"When a soul recognises the will of God and shows a readiness to submit to it entirely, then God gives Himself to such a soul and renders it most powerful succour under all circumstances." - Rev. Jean-Pierre de Caussade

Sunday, October 22, 2017

Changing tides {day 22)

Five months before our wedding, Logan and I decided to see the same priest for confession so he could hold us accountable in regards to purity. It was getting harder and harder the closer we got to our vows, which of course is totally normal.
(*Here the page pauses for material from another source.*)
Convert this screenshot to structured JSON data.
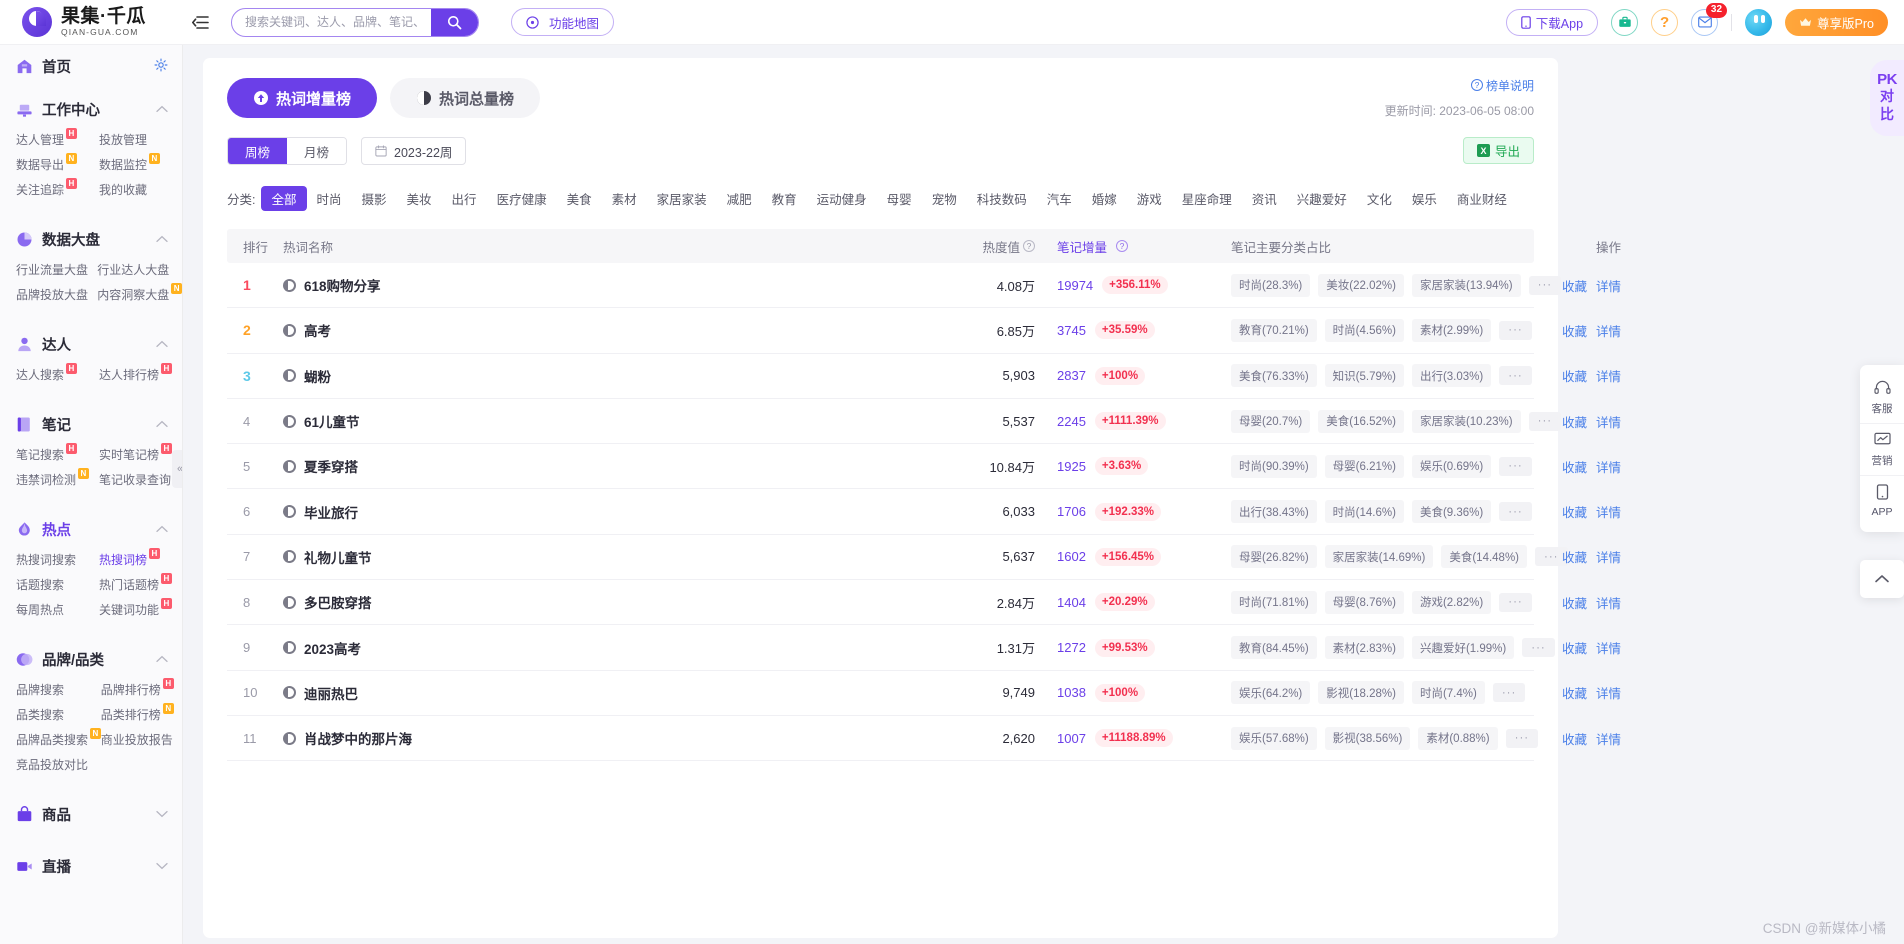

One night, we had a really good night together - we watched a movie, read some of a book together, and talked. Normally a night like that would end with us kissing just a little too passionately, as we were very ready to be husband and wife. But this particular night, Logan told me that he wasn’t going to make out with me. Instead, he kissed me sweetly and whispered a bunch of things (all of which I do not remember, but I’m sure they were sweet!) as he looked at me with so much love in his eyes.

I nearly cried. I could truly feel Logan’s love for me, and I could tell that as Logan grew in his love for God, he grew in his love for me as well. I felt so incredibly lucky.
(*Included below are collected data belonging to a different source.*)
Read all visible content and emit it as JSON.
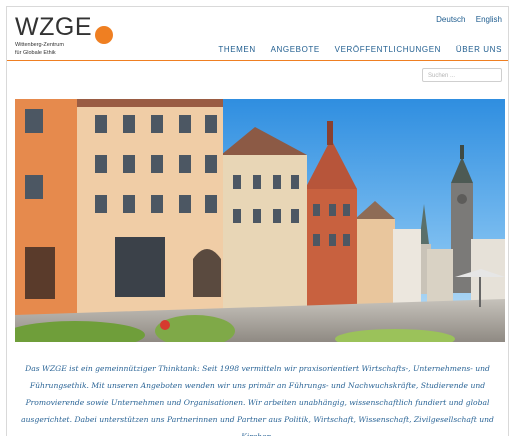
{
  "logo": {
    "word": "WZGE",
    "line1": "Wittenberg-Zentrum",
    "line2": "für Globale Ethik",
    "dot_color": "#ef7f22"
  },
  "lang": [
    "Deutsch",
    "English"
  ],
  "nav": [
    "THEMEN",
    "ANGEBOTE",
    "VERÖFFENTLICHUNGEN",
    "ÜBER UNS"
  ],
  "search": {
    "placeholder": "Suchen ..."
  },
  "intro": "Das WZGE ist ein gemeinnütziger Thinktank: Seit 1998 vermitteln wir praxisorientiert Wirtschafts-, Unternehmens- und Führungsethik. Mit unseren Angeboten wenden wir uns primär an Führungs- und Nachwuchskräfte, Studierende und Promovierende sowie Unternehmen und Organisationen. Wir arbeiten unabhängig, wissenschaftlich fundiert und global ausgerichtet. Dabei unterstützen uns Partnerinnen und Partner aus Politik, Wirtschaft, Wissenschaft, Zivilgesellschaft und Kirchen."
}
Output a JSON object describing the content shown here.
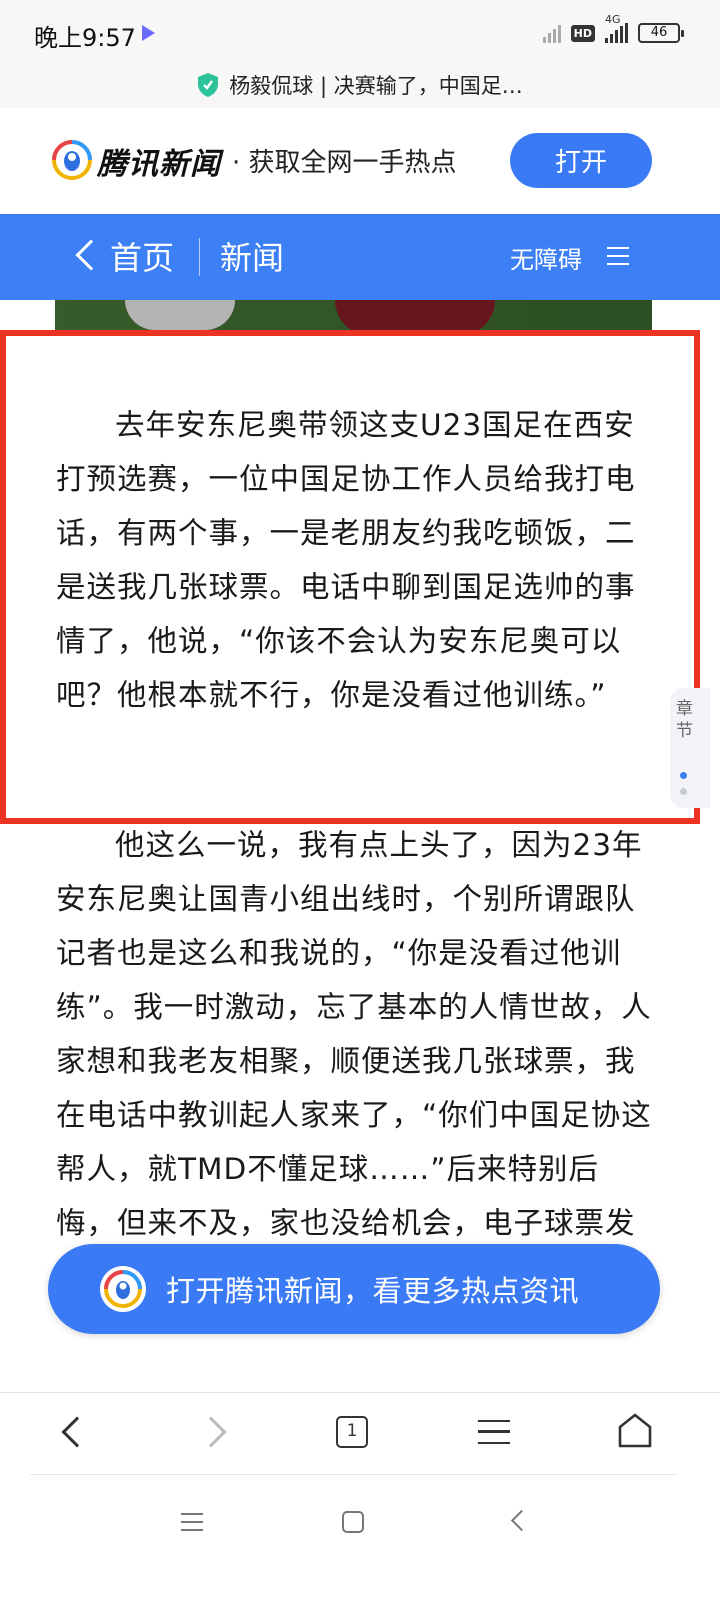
{
  "status_bar": {
    "time": "晚上9:57",
    "hd": "HD",
    "network": "4G",
    "battery": "46"
  },
  "page": {
    "title": "杨毅侃球 | 决赛输了，中国足…"
  },
  "app_banner": {
    "brand": "腾讯新闻",
    "tagline": "· 获取全网一手热点",
    "open_label": "打开"
  },
  "nav": {
    "home": "首页",
    "section": "新闻",
    "accessibility": "无障碍"
  },
  "article": {
    "paragraphs": [
      "去年安东尼奥带领这支U23国足在西安打预选赛，一位中国足协工作人员给我打电话，有两个事，一是老朋友约我吃顿饭，二是送我几张球票。电话中聊到国足选帅的事情了，他说，“你该不会认为安东尼奥可以吧？他根本就不行，你是没看过他训练。”",
      "他这么一说，我有点上头了，因为23年安东尼奥让国青小组出线时，个别所谓跟队记者也是这么和我说的，“你是没看过他训练”。我一时激动，忘了基本的人情世故，人家想和我老友相聚，顺便送我几张球票，我在电话中教训起人家来了，“你们中国足协这帮人，就TMD不懂足球……”后来特别后悔，但来不及，家也没给机会，电子球票发过来就不搭理我了。"
    ]
  },
  "side_tab": {
    "text": "章节"
  },
  "cta": {
    "label": "打开腾讯新闻，看更多热点资讯"
  },
  "toolbar": {
    "tab_count": "1"
  },
  "colors": {
    "brand_blue": "#3d7ff5",
    "highlight_red": "#ec3323"
  }
}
Fast forward a few years, the beginning of this year actually, to when we had three young boys, ages 4 and under. The vehicle Logan drove to work had stranded him on the Interstate - for the second time in two months. So we spent over $200 on a rental car for him to drive because I needed our family van to bring our oldest to preschool every day. Our teething baby would not stop screaming unless someone was holding him (and sometimes not even then), our toddler and preschooler seemed to have endless reserves of energy, Logan’s patience level was close to nonexistent, and I was not getting much sleep. I felt so spent, Logan felt so unloved, and oh, the money we had been saving up for a fence - so our energetic boys could run outside with reckless abandon - might need to be used to purchase another vehicle.

Needless to say, when Logan looked at me during that ridiculous time, I did not feel the love that I had felt 8 years before. Nope.

Thankfully, God provided as our vehicle was able to fixed for less than we had anticipated, and we ended up replacing that vehicle once we found a too-good-to-be-true deal on a used SUV. Plus, we were blessed over the next couple of months with a lot of free materials to turn our backyard into the perfect place for our boys.

In the moment, though, when the world seems to be against you - it feels like it will never let up. Even though hard times are usually temporary, it’s not always easy to remember that. Just like the tides had changed from that romantic evening during our engagement to our overwhelmed family of five, the tides are constantly changing. The key is to ride out the waves together until the water calms down again.